取締役権利義務者(会社法第346条第1項)が破産手続開始の決定を受けた場合,どうなるか?
この場合,平成17年改正前商法下においては,取締役の退任の登記が認められていたが,同様に取り扱ってよいであろうか?
取締役が破産手続開始の決定を受けた場合は,会社法上の欠格事由には該当しない(会社法第331条参照)が,株式会社と取締役との関係は,委任に関する規定に従う(会社法第330条)ことから,委任の終了事由に該当し(民法第653条第2号),退任することとなる。
取締役権利義務者の場合も,同様に取締役権利義務者の地位を失い,退任の登記を認めてよいと考えるのが自然なように思えるが,果たして委任に関する規定に従うと考えてよいであろうか?
この点に関する論文等は,見当たらないようであるが,葉玉さんは,取締役権利義務者について,「会社法第330条が適用される」との説であるようだ。
http://blog.livedoor.jp/masami_hadama/archives/50903410.html#comments
しかし,取締役が任期の満了又は辞任により退任した時点で委任関係は終了しており,会社法第346条第1項の規定は,委任の終了後の処分に関する民法第654条の規定の特殊な類型であるといえる。また,会社法第330条は,単に「役員」と規定しており,役員権利義務者を含む旨を規定していない。したがって,取締役権利義務者に関して,会社法第330条を「適用」して,委任に関する規定に従うと考えるのは妥当でないであろう。同条の適用又は類推適用を否定しても,「契約関係は承継されないが,契約上の個別の請求権を承継するということは背理ではない」(「論点体系判例民法6 契約Ⅱ」(第一法規)104頁)と考えれば,不都合はない。
なお,会社法第346条第1項は,「任期の満了又は辞任により退任した役員」についてのみ,役員等に欠員を生じた場合の措置について定めており,他の事由(例えば,破産手続開始の決定を受けた場合)により退任した役員については適用されないことから,取締役権利義務者が破産手続開始の決定を受けた場合に,その地位を失うと考えることも可能といえそうである。

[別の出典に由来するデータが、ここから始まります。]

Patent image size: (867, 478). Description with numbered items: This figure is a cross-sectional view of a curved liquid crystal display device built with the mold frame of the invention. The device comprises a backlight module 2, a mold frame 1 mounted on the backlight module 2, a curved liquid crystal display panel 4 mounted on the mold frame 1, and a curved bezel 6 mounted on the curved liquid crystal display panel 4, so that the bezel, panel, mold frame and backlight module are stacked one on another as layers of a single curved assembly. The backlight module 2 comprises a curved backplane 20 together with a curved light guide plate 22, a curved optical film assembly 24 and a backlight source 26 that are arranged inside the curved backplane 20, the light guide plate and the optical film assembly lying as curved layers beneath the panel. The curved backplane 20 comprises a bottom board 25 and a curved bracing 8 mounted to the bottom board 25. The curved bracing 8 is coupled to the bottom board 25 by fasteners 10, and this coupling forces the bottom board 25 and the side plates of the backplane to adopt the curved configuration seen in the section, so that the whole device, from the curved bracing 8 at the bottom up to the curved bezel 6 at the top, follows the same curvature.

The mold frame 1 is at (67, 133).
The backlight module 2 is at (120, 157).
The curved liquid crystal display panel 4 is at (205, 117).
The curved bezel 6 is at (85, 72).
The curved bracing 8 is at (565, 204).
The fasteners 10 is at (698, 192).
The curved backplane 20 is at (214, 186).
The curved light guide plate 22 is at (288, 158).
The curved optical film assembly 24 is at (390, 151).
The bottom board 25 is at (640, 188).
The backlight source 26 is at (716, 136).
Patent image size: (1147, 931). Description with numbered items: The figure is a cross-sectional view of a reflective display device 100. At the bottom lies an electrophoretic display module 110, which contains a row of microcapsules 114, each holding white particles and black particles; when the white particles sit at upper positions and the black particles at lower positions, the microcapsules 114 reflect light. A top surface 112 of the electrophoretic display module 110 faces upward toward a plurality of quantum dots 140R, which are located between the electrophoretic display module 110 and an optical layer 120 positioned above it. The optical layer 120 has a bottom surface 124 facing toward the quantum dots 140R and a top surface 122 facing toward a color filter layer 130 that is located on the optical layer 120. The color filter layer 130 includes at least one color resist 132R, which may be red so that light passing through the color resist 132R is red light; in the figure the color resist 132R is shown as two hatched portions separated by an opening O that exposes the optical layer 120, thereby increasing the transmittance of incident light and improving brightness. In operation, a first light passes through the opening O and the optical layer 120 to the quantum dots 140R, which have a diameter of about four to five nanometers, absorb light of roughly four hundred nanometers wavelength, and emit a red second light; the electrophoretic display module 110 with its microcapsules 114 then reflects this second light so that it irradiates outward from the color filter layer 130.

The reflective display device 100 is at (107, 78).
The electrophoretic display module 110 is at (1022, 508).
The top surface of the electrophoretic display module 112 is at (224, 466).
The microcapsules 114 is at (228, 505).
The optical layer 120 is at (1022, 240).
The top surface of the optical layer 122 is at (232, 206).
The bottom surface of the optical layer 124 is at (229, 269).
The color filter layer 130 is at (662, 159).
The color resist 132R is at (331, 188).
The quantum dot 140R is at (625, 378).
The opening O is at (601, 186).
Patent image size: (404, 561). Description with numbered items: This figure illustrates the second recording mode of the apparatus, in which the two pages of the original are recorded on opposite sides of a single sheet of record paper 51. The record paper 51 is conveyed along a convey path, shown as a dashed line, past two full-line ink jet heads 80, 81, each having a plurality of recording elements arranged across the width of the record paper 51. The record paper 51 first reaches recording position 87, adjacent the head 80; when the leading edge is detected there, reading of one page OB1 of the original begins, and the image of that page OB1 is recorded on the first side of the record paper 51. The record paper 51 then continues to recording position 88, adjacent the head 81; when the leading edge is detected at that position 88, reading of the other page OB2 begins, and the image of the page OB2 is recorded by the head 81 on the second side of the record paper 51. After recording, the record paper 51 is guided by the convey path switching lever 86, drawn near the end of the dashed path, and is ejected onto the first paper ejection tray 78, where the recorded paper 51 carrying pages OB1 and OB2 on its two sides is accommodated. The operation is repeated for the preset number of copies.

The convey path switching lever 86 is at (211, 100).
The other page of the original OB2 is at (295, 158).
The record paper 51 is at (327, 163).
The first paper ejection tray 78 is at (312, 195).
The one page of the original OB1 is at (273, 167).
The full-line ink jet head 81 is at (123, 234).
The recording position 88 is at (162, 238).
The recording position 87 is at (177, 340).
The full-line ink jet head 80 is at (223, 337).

しかしながら,取締役権利義務者の解任の可否に関する最高裁判決(平成20年2月26日民集62巻2号638頁)が,「会社法346条1項に基づき退任後もなお会社の役員としての権利義務を有する者の職務の執行に関し不正の行為又は法令・定款に違反する重大な事実があった場合に,同法854条を適用又は類推適用して株主が訴えをもってこの者の解任請求をすることは,許されない」と判断していることとの平仄からも,取締役権利義務者が破産手続開始の決定を受けた場合に,民法第653条第2号の規定を適用又は類推適用して,その地位を失うと考えるのは妥当でないであろう。
cf.
平成20年2月26日付「取締役権利義務承継者の解任の可否(最高裁判決)」
以上のとおり,些かの違和感はあるものの,取締役権利義務者が破産手続開始の決定を受けた場合であっても,その地位は失わないと考えるべきであり,これを理由とした取締役の退任の登記は受理されるべきではないと考える。
それでは,取締役権利義務者が,会社法第331条各号に掲げる欠格事由に該当した場合は,どうか?
この場合は,平成17年改正前商法下と同様に取り扱い,取締役の退任の登記を認めてよいであろう。確かに,会社法第331条柱書は,「取締役」と定めているのみであるが,取締役の欠格事由に該当する者が取締役権利義務者の地位にあり続けるのは妥当ではないから,同条を類推適用して,取締役権利義務者はその地位を失うと考えるべきである。